We will show that residuals in a linear regression can be correlated with an explanatory variable. y is a function of two explanatory variables x1 and x2.
set.seed(0)
x1 <- runif(100)
x2 <- runif(100)
y <- 2 * x1 + x2^2 + 1 #intentionally making the data non-linear to rule out a perfect fit
When the intercept is allowed, the correlations between residuals and explanatory variables will be zero.

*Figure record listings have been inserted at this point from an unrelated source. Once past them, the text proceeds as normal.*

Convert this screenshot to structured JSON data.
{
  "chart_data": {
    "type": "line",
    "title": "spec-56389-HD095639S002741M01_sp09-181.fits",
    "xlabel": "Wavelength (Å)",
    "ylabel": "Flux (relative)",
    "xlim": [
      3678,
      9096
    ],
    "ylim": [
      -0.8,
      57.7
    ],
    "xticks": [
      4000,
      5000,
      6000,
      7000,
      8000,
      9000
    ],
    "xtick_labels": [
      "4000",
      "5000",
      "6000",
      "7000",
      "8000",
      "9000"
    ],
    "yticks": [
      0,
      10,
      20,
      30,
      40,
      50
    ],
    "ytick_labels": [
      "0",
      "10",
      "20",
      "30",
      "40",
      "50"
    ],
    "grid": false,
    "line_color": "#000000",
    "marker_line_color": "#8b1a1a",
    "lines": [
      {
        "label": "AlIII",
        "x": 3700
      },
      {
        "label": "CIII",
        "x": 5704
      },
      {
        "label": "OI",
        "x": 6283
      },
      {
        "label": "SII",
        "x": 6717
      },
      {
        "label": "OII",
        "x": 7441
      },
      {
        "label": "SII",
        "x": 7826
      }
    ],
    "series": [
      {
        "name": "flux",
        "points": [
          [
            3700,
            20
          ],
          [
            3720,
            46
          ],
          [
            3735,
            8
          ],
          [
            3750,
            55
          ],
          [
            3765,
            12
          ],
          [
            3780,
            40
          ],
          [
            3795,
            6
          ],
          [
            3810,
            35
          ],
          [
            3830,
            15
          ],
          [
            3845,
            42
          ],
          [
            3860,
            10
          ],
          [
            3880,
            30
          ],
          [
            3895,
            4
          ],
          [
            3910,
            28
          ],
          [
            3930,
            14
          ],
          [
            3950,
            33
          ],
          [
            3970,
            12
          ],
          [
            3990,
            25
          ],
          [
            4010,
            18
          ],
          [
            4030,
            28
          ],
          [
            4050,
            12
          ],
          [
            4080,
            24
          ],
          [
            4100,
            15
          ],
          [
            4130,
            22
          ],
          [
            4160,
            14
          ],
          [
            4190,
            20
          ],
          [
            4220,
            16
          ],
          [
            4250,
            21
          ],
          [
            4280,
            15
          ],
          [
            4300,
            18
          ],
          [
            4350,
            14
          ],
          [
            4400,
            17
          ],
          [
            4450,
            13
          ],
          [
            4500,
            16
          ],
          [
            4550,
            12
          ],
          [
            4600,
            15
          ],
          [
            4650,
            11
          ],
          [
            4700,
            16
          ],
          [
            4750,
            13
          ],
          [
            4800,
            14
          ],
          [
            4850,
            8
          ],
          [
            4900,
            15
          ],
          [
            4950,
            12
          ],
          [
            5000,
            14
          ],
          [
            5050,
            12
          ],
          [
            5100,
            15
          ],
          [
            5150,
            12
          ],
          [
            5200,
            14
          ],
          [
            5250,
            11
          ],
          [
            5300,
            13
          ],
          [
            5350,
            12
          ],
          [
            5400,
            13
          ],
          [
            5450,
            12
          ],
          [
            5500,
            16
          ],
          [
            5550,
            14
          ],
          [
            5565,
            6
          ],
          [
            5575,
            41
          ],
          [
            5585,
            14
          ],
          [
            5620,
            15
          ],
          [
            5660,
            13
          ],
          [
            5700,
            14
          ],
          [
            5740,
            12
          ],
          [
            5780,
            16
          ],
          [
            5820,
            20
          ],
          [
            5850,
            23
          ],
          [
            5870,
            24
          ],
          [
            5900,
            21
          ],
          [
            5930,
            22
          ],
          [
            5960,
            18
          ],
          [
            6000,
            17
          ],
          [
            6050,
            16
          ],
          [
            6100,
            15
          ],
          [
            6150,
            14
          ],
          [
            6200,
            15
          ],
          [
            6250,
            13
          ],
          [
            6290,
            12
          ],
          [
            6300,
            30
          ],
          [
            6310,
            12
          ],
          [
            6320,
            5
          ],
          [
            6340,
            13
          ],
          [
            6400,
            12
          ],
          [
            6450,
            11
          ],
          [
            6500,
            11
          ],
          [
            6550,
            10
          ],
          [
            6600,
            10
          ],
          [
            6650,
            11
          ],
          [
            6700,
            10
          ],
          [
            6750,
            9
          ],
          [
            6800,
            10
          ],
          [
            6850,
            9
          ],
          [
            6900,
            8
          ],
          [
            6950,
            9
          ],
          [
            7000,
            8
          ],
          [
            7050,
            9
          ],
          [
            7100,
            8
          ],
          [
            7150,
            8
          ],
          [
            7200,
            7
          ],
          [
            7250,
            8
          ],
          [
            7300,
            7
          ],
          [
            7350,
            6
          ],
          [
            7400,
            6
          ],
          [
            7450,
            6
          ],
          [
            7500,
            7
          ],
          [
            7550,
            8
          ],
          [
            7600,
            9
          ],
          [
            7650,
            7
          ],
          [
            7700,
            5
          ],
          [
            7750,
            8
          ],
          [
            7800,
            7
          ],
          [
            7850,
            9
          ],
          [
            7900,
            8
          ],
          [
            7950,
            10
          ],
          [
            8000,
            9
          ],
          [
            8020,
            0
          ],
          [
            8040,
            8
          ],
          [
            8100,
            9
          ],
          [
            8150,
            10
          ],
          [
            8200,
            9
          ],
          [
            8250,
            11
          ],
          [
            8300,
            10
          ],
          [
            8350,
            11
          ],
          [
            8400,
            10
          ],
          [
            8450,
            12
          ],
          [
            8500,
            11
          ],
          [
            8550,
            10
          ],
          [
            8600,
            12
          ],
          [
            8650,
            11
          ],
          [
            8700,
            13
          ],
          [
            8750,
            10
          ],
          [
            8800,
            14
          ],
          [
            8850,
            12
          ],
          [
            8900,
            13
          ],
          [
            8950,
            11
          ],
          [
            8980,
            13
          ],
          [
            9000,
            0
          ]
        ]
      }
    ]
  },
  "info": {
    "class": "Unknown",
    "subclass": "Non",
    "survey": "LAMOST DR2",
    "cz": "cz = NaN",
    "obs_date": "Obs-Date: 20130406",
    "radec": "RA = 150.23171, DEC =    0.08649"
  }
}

df <- as.data.frame(cbind(x1, x2, y))
lm <- lm(y~x1+x2, data=df)
df$y_hat <- predict(lm, df)
df$residuals <- df$y - df$y_hat
cor1 = cor(df$residuals, df$x1)
cor2 = cor(df$residuals, df$x2)
sum_residual = sum(df$residuals)
head(df)
## x1 x2 y y_hat residuals
## 1 0.8966972 0.6049333 3.159339 3.248314 -0.08897483
## 2 0.2655087 0.6547239 1.959681 1.995757 -0.03607655
## 3 0.3721239 0.3531973 1.868996 1.905783 -0.03678651
## 4 0.5728534 0.2702601 2.218747 2.235086 -0.01633843
## 5 0.9082078 0.9926841 3.801837 3.670992 0.13084524
## 6 0.2016819 0.6334933 1.804678 1.842076 -0.03739840
Correlation coefficients between the residuals and x1 and x2 respectively are 2.538167310^{-15} and -5.073593610^{-16}. The sum of all residuals is 4.507505510^{-14}. All of these values are close to 0.0.
Now we will see what happens when we do not allow an intercept in the linear fit.
df <- as.data.frame(cbind(x1, x2, y))
lm <- lm(y~x1+x2+0, data=df)#adding the 0 in the fit forces that there is no intercept.
df$y_hat <- predict(lm, df)
df$residuals <- df$y - df$y_hat
cor1 = cor(df$residuals, df$x1)
cor2 = cor(df$residuals, df$x2)
sum_residual = sum(df$residuals)
head(df)
## x1 x2 y y_hat residuals
## 1 0.8966972 0.6049333 3.159339 3.461635 -0.3022961
## 2 0.2655087 0.6547239 1.959681 1.824276 0.1354047
## 3 0.3721239 0.3531973 1.868996 1.608236 0.2607600
## 4 0.5728534 0.2702601 2.218747 2.016174 0.2025737
## 5 0.9082078 0.9926841 3.801837 4.144671 -0.3428341
## 6 0.2016819 0.6334933 1.804678 1.614562 0.1901154
When we force the intercept to be 0, the correlation coefficients between the residuals and x1 and x2 respectively are -0.692422 and -0.6843629. The sum of all residuals is 9.3365199. None of these values is 0.0.